横浜駅から一駅だけど各停しか止まらないから、乗り換えてまで使う人も少ないんだよね。」完全なオフィス街なのでマンションもないエリアだ。生活感が全く無い。
「あのまま、まっすぐ行くと路面に張り出したコンビニあるから
やましい人はひるんで地下に降りると思うよ。」夜の暗がりでもコンビニは煌々(こうこう)と人の姿を照らす。地下の駅構内はムダに広いせいか?節電のためか薄暗い。ホームには、休日の11時過ぎなせいか2人しか人は居なかった。急行を何本か見送るとスカスカの電車がようやく止まり開いた。1分ほどで横浜駅だ。
隣の駅が嘘のような賑わいだ。そこから特急に乗り換えると30分で渋谷に着いた。
「めちゃくちゃ速いね。渋谷と横浜ってこんなに近かったんだ…と、これは?」駅から恵比寿方面へ歩くとそこには樹莉さんの事務所が入ったマンションがあった。
「東京と横浜は警察組織が違うのよ。行政区をまたぐと合同本部を作らないと自由には動けないの。
その中で見落とされる箇所が出てくるの。
小さい盲点とかね。
犯人はそんな事は知らないだろうけど、すぐ調べられるコンビニやアリーナ付近のカメラをうまく避けたと思うわ。横浜駅から都心へ向う乗り換え駅のカメラは確認したと思うけど横浜駅を過ぎた中華街で終点の方は帰る人も居ないから見てない可能性が高いの。
いや、絶対調べてない!
言っちゃ悪いけど、雑なのよ、ウチは。」ミー子が哀しそうな顔をする。
ミー子が見落とした部分を指摘して説明しても半分の警官はむくれて「細いんだよ!」と陰口叩くくらい。
公安なって1人行動になってストレスなくなって楽になったくらいだ。
ミー子は、みなとみらい署内に設置されてるだろう捜査本部のぺぺ君に電話を繋いで貰って新高島駅の構内カメラを確認して貰った。ライブ当日夜9時過ぎ、誰もいない改札前をゆっくり歩く樹莉の事務所の社長の姿が映っていた。

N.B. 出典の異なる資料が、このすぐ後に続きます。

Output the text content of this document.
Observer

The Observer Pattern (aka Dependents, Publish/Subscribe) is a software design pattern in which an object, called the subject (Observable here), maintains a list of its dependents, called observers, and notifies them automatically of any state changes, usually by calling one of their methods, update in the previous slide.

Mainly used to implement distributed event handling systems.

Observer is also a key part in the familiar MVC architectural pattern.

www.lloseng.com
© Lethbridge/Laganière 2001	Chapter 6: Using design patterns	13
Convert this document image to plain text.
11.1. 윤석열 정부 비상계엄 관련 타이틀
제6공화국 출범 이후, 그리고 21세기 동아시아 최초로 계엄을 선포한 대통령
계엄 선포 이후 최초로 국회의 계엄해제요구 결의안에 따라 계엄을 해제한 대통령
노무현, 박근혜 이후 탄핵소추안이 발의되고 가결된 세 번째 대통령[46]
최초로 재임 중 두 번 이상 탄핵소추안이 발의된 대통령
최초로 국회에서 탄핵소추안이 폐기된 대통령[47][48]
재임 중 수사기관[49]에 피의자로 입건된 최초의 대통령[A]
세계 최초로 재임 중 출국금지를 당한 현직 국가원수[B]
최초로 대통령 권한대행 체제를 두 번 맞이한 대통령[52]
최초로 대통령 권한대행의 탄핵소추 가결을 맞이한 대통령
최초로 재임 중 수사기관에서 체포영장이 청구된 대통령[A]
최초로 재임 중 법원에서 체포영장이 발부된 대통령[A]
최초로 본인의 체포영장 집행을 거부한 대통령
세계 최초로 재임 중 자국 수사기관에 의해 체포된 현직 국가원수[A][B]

事務所タレントのオープニング動画を撮って防音室を出た後、発信機で確認しながら電車で渋谷から新高島駅へ。アリーナサイドのトイレとロッカーがある脇道で様子を伺い、発信機が動いた段階で中に滑り込んだ。外はもうかなり空いていたが、フロアはまだ人混みだ。発信機でそばに寄り身体を密着させて刺した。樹莉は抵抗しょうと手で押し返したがムダだった。
カバンを持って彼女から離れる。
かなり離れてから悲鳴が聞こえたが、無視して持ってきたスクレーパーで底鋲を剥がす。形は全部同じだが発信機の付いてる底鋲は安物なので爪で弾くと音が軽いのだ。
彼女が事務所でゲーム配信している間に取り付けたのだ。
刃物と底鋲は、会場目の前の運河に棄てた。手袋と上着は丸めてリュックに詰めて持ち帰り、翌日のゴミの日に出した。もう時間が経ちすぎている。
運河にダイバーが潜ったが見つかる訳もなく刃物も刀とかサバイバルナイフ(寿町南幸エリア近し)はあったが事務所キッチンの引き出しの長めのペティナイフなぞ見つからず。燃えるゴミはすでに焼却され、物証はない。
アリーナ内の人間の捜査に時間を取りすぎた。
勾留期間内の裏取りに警察は奔走している。
おかげで黄金騎士団の蟹座キャンサーの騎士の噂の濡れ衣は消えた。